Roberta Booth is more abstract than that. Whether or not Marrakesh provides the visual references, she is making large and small compilations of many sights and thoughts, facts and fictions, real and imagined spaces. Her art belongs to a post-Pop world, as well as a post-Cubism world in which images can be assembled from many sources. Her gardens are a wonderland because they are imagined and made, and each part of the long and elaborate making process involves the painter’s poetic engagement as well as her sheer abilities. One example: when we see figures we also see hands. But hand-forms also serve as flowers: they crowd a flowering tree in the third canvas and float around on their own, and make a blue and white pattern on the first, left, canvas. She works with analogies and rhymes, just as she composes in large choreographic movements that pull her four canvases together as one large painting. You may notice too that some forms cast shadows and some do not; some things are shown to be three-dimensional and other are quite flat. The skirt in the third canvas of In That Same Garden has on it Taoist symbols and letters. Taosim is the Chinese equivalent to the ‘logos’ of Greek thought and of Christianity, referring not to human logic but to the principle behind everything and the balanced, inclusive path we must follow if we wish to be wise. Booth is steeped in mystical knowledge as much as in her professional world as artist; she is a very grown-up Alice.

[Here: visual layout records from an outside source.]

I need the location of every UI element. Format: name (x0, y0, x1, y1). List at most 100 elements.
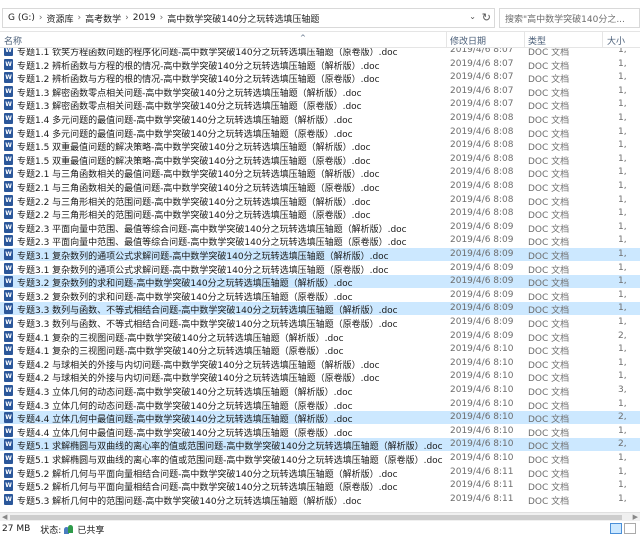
file-row[interactable]: W 专题1.2 辨析函数与方程的根的情况-高中数学突破140分之玩转选填压轴题（原… (0, 71, 640, 85)
details-view-icon[interactable] (610, 523, 622, 534)
horizontal-scrollbar[interactable]: ◀ ▶ (0, 512, 640, 521)
file-name[interactable]: 专题5.1 求解椭圆与双曲线的离心率的值或范围问题-高中数学突破140分之玩转选… (17, 453, 445, 466)
file-row[interactable]: W 专题4.3 立体几何的动态问题-高中数学突破140分之玩转选填压轴题（原卷版）… (0, 398, 640, 412)
breadcrumb-drive[interactable]: G (G:) (5, 13, 38, 23)
breadcrumb-year[interactable]: 2019 (130, 13, 159, 23)
file-row[interactable]: W 专题5.3 解析几何中的范围问题-高中数学突破140分之玩转选填压轴题（解析版… (0, 493, 640, 507)
file-name[interactable]: 专题1.4 多元问题的最值问题-高中数学突破140分之玩转选填压轴题（解析版）.… (17, 113, 445, 126)
file-name[interactable]: 专题3.1 复杂数列的通项公式求解问题-高中数学突破140分之玩转选填压轴题（原… (17, 263, 445, 276)
file-name[interactable]: 专题4.2 与球相关的外接与内切问题-高中数学突破140分之玩转选填压轴题（原卷… (17, 371, 445, 384)
file-name[interactable]: 专题4.3 立体几何的动态问题-高中数学突破140分之玩转选填压轴题（解析版）.… (17, 385, 445, 398)
file-name[interactable]: 专题5.2 解析几何与平面向量相结合问题-高中数学突破140分之玩转选填压轴题（… (17, 467, 445, 480)
file-row[interactable]: W 专题3.3 数列与函数、不等式相结合问题-高中数学突破140分之玩转选填压轴题… (0, 302, 640, 316)
file-name[interactable]: 专题4.4 立体几何中最值问题-高中数学突破140分之玩转选填压轴题（原卷版）.… (17, 426, 445, 439)
file-size: 1, (618, 58, 627, 69)
file-name[interactable]: 专题2.1 与三角函数相关的最值问题-高中数学突破140分之玩转选填压轴题（解析… (17, 167, 445, 180)
file-name[interactable]: 专题1.5 双重最值问题的解决策略-高中数学突破140分之玩转选填压轴题（原卷版… (17, 154, 445, 167)
file-row[interactable]: W 专题4.3 立体几何的动态问题-高中数学突破140分之玩转选填压轴题（解析版）… (0, 384, 640, 398)
file-row[interactable]: W 专题3.1 复杂数列的通项公式求解问题-高中数学突破140分之玩转选填压轴题（… (0, 262, 640, 276)
file-type: DOC 文档 (528, 224, 570, 235)
file-date: 2019/4/6 8:09 (450, 303, 514, 314)
file-row[interactable]: W 专题1.1 钦笑方程函数问题的程序化问题-高中数学突破140分之玩转选填压轴题… (0, 48, 640, 58)
file-row[interactable]: W 专题4.4 立体几何中最值问题-高中数学突破140分之玩转选填压轴题（原卷版）… (0, 425, 640, 439)
file-row[interactable]: W 专题5.1 求解椭圆与双曲线的离心率的值或范围问题-高中数学突破140分之玩转… (0, 452, 640, 466)
file-name[interactable]: 专题5.1 求解椭圆与双曲线的离心率的值或范围问题-高中数学突破140分之玩转选… (17, 439, 445, 452)
column-divider[interactable] (524, 32, 525, 48)
file-row[interactable]: W 专题4.2 与球相关的外接与内切问题-高中数学突破140分之玩转选填压轴题（解… (0, 357, 640, 371)
file-row[interactable]: W 专题2.2 与三角形相关的范围问题-高中数学突破140分之玩转选填压轴题（解析… (0, 194, 640, 208)
file-name[interactable]: 专题5.3 解析几何中的范围问题-高中数学突破140分之玩转选填压轴题（解析版）… (17, 494, 445, 507)
file-name[interactable]: 专题4.1 复杂的三视图问题-高中数学突破140分之玩转选填压轴题（原卷版）.d… (17, 344, 445, 357)
file-name[interactable]: 专题4.4 立体几何中最值问题-高中数学突破140分之玩转选填压轴题（解析版）.… (17, 412, 445, 425)
file-name[interactable]: 专题4.2 与球相关的外接与内切问题-高中数学突破140分之玩转选填压轴题（解析… (17, 358, 445, 371)
address-bar[interactable]: G (G:) › 资源库 › 高考数学 › 2019 › 高中数学突破140分之… (2, 8, 495, 28)
file-row[interactable]: W 专题4.1 复杂的三视图问题-高中数学突破140分之玩转选填压轴题（解析版）.… (0, 330, 640, 344)
refresh-icon[interactable]: ↻ (482, 11, 491, 24)
file-row[interactable]: W 专题1.5 双重最值问题的解决策略-高中数学突破140分之玩转选填压轴题（原卷… (0, 153, 640, 167)
column-header-name[interactable]: 名称 (4, 34, 22, 47)
file-name[interactable]: 专题2.1 与三角函数相关的最值问题-高中数学突破140分之玩转选填压轴题（原卷… (17, 181, 445, 194)
search-input[interactable]: 搜索"高中数学突破140分之... (499, 8, 640, 28)
file-row[interactable]: W 专题5.1 求解椭圆与双曲线的离心率的值或范围问题-高中数学突破140分之玩转… (0, 438, 640, 452)
breadcrumb-resources[interactable]: 资源库 (43, 12, 76, 25)
file-row[interactable]: W 专题2.3 平面向量中范围、最值等综合问题-高中数学突破140分之玩转选填压轴… (0, 234, 640, 248)
file-row[interactable]: W 专题3.2 复杂数列的求和问题-高中数学突破140分之玩转选填压轴题（原卷版）… (0, 289, 640, 303)
file-name[interactable]: 专题2.3 平面向量中范围、最值等综合问题-高中数学突破140分之玩转选填压轴题… (17, 222, 445, 235)
file-name[interactable]: 专题1.4 多元问题的最值问题-高中数学突破140分之玩转选填压轴题（原卷版）.… (17, 127, 445, 140)
file-name[interactable]: 专题1.3 解密函数零点相关问题-高中数学突破140分之玩转选填压轴题（原卷版）… (17, 99, 445, 112)
file-row[interactable]: W 专题1.4 多元问题的最值问题-高中数学突破140分之玩转选填压轴题（原卷版）… (0, 126, 640, 140)
file-row[interactable]: W 专题2.3 平面向量中范围、最值等综合问题-高中数学突破140分之玩转选填压轴… (0, 221, 640, 235)
file-name[interactable]: 专题1.5 双重最值问题的解决策略-高中数学突破140分之玩转选填压轴题（解析版… (17, 140, 445, 153)
file-row[interactable]: W 专题2.1 与三角函数相关的最值问题-高中数学突破140分之玩转选填压轴题（解… (0, 166, 640, 180)
file-name[interactable]: 专题3.2 复杂数列的求和问题-高中数学突破140分之玩转选填压轴题（解析版）.… (17, 276, 445, 289)
file-row[interactable]: W 专题3.2 复杂数列的求和问题-高中数学突破140分之玩转选填压轴题（解析版）… (0, 275, 640, 289)
file-name[interactable]: 专题3.3 数列与函数、不等式相结合问题-高中数学突破140分之玩转选填压轴题（… (17, 303, 445, 316)
file-row[interactable]: W 专题1.3 解密函数零点相关问题-高中数学突破140分之玩转选填压轴题（原卷版… (0, 98, 640, 112)
file-name[interactable]: 专题1.2 辨析函数与方程的根的情况-高中数学突破140分之玩转选填压轴题（解析… (17, 59, 445, 72)
file-row[interactable]: W 专题1.4 多元问题的最值问题-高中数学突破140分之玩转选填压轴题（解析版）… (0, 112, 640, 126)
file-name[interactable]: 专题2.2 与三角形相关的范围问题-高中数学突破140分之玩转选填压轴题（解析版… (17, 195, 445, 208)
column-header-type[interactable]: 类型 (528, 34, 546, 47)
file-type: DOC 文档 (528, 360, 570, 371)
file-row[interactable]: W 专题1.5 双重最值问题的解决策略-高中数学突破140分之玩转选填压轴题（解析… (0, 139, 640, 153)
file-name[interactable]: 专题3.2 复杂数列的求和问题-高中数学突破140分之玩转选填压轴题（原卷版）.… (17, 290, 445, 303)
column-divider[interactable] (446, 32, 447, 48)
file-date: 2019/4/6 8:07 (450, 48, 514, 55)
column-header-date[interactable]: 修改日期 (450, 34, 486, 47)
file-row[interactable]: W 专题3.1 复杂数列的通项公式求解问题-高中数学突破140分之玩转选填压轴题（… (0, 248, 640, 262)
file-name[interactable]: 专题3.3 数列与函数、不等式相结合问题-高中数学突破140分之玩转选填压轴题（… (17, 317, 445, 330)
file-name[interactable]: 专题4.3 立体几何的动态问题-高中数学突破140分之玩转选填压轴题（原卷版）.… (17, 399, 445, 412)
scrollbar-thumb[interactable] (10, 515, 622, 520)
chevron-down-icon[interactable]: ⌄ (469, 12, 476, 21)
breadcrumb-math[interactable]: 高考数学 (82, 12, 124, 25)
file-row[interactable]: W 专题5.2 解析几何与平面向量相结合问题-高中数学突破140分之玩转选填压轴题… (0, 479, 640, 493)
file-name[interactable]: 专题1.3 解密函数零点相关问题-高中数学突破140分之玩转选填压轴题（解析版）… (17, 86, 445, 99)
breadcrumb-folder[interactable]: 高中数学突破140分之玩转选填压轴题 (164, 12, 322, 25)
file-name[interactable]: 专题1.1 钦笑方程函数问题的程序化问题-高中数学突破140分之玩转选填压轴题（… (17, 48, 445, 58)
file-row[interactable]: W 专题2.1 与三角函数相关的最值问题-高中数学突破140分之玩转选填压轴题（原… (0, 180, 640, 194)
file-type: DOC 文档 (528, 320, 570, 330)
file-name[interactable]: 专题4.1 复杂的三视图问题-高中数学突破140分之玩转选填压轴题（解析版）.d… (17, 331, 445, 344)
column-header-size[interactable]: 大小 (607, 34, 625, 47)
file-date: 2019/4/6 8:08 (450, 113, 514, 123)
file-row[interactable]: W 专题4.2 与球相关的外接与内切问题-高中数学突破140分之玩转选填压轴题（原… (0, 370, 640, 384)
word-doc-icon: W (4, 167, 13, 179)
file-name[interactable]: 专题3.1 复杂数列的通项公式求解问题-高中数学突破140分之玩转选填压轴题（解… (17, 249, 445, 262)
file-row[interactable]: W 专题1.3 解密函数零点相关问题-高中数学突破140分之玩转选填压轴题（解析版… (0, 85, 640, 99)
file-row[interactable]: W 专题4.1 复杂的三视图问题-高中数学突破140分之玩转选填压轴题（原卷版）.… (0, 343, 640, 357)
large-icons-view-icon[interactable] (624, 523, 636, 534)
file-row[interactable]: W 专题4.4 立体几何中最值问题-高中数学突破140分之玩转选填压轴题（解析版）… (0, 411, 640, 425)
file-row[interactable]: W 专题2.2 与三角形相关的范围问题-高中数学突破140分之玩转选填压轴题（原卷… (0, 207, 640, 221)
scroll-left-icon[interactable]: ◀ (2, 513, 7, 521)
file-row[interactable]: W 专题3.3 数列与函数、不等式相结合问题-高中数学突破140分之玩转选填压轴题… (0, 316, 640, 330)
file-name[interactable]: 专题2.2 与三角形相关的范围问题-高中数学突破140分之玩转选填压轴题（原卷版… (17, 208, 445, 221)
word-doc-icon: W (4, 371, 13, 383)
file-list: W 专题1.1 钦笑方程函数问题的程序化问题-高中数学突破140分之玩转选填压轴题… (0, 48, 640, 512)
scroll-right-icon[interactable]: ▶ (633, 513, 638, 521)
file-row[interactable]: W 专题5.2 解析几何与平面向量相结合问题-高中数学突破140分之玩转选填压轴题… (0, 466, 640, 480)
file-name[interactable]: 专题5.2 解析几何与平面向量相结合问题-高中数学突破140分之玩转选填压轴题（… (17, 480, 445, 493)
column-divider[interactable] (602, 32, 603, 48)
file-name[interactable]: 专题1.2 辨析函数与方程的根的情况-高中数学突破140分之玩转选填压轴题（原卷… (17, 72, 445, 85)
file-row[interactable]: W 专题1.2 辨析函数与方程的根的情况-高中数学突破140分之玩转选填压轴题（解… (0, 58, 640, 72)
file-name[interactable]: 专题2.3 平面向量中范围、最值等综合问题-高中数学突破140分之玩转选填压轴题… (17, 235, 445, 248)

Roberta Booth’s small works draw on the same material and use some of the same visual components: space and un-space, bright colours and firm tones, Pollock-type splatter and slowly worked patterns. Their message, about the world of fact and the world of the enquiring spirit, remains much the same, inviting us to look beyond the dross and the futility of much around us. In a recent series of small paintings done on paper – indeed, on collaged newspaper (she has collected newspapers on her travels, and uses those that tell of major events) – she is setting mankind’s transient dramas against nature’s enduring, burgeoning life. Contrasts of form, pattern, colour and scale rule these paintings too, though they seem – to some extent must be – more immediate and spontaneous than the paintings on canvas. But everything she does is passionate and expressive, and I see the difference between her largest and her smallest works as more like the difference between operas or symphonies and short pieces of chamber music. Orchestration, publicness versus intimacy, developments that musicians call ‘argument’ versus relatively direct statements and reflections ... such variations give her work its specific character Everything she does invites our engagement, and grows in our eyes, minds and spirits as we make friends with it.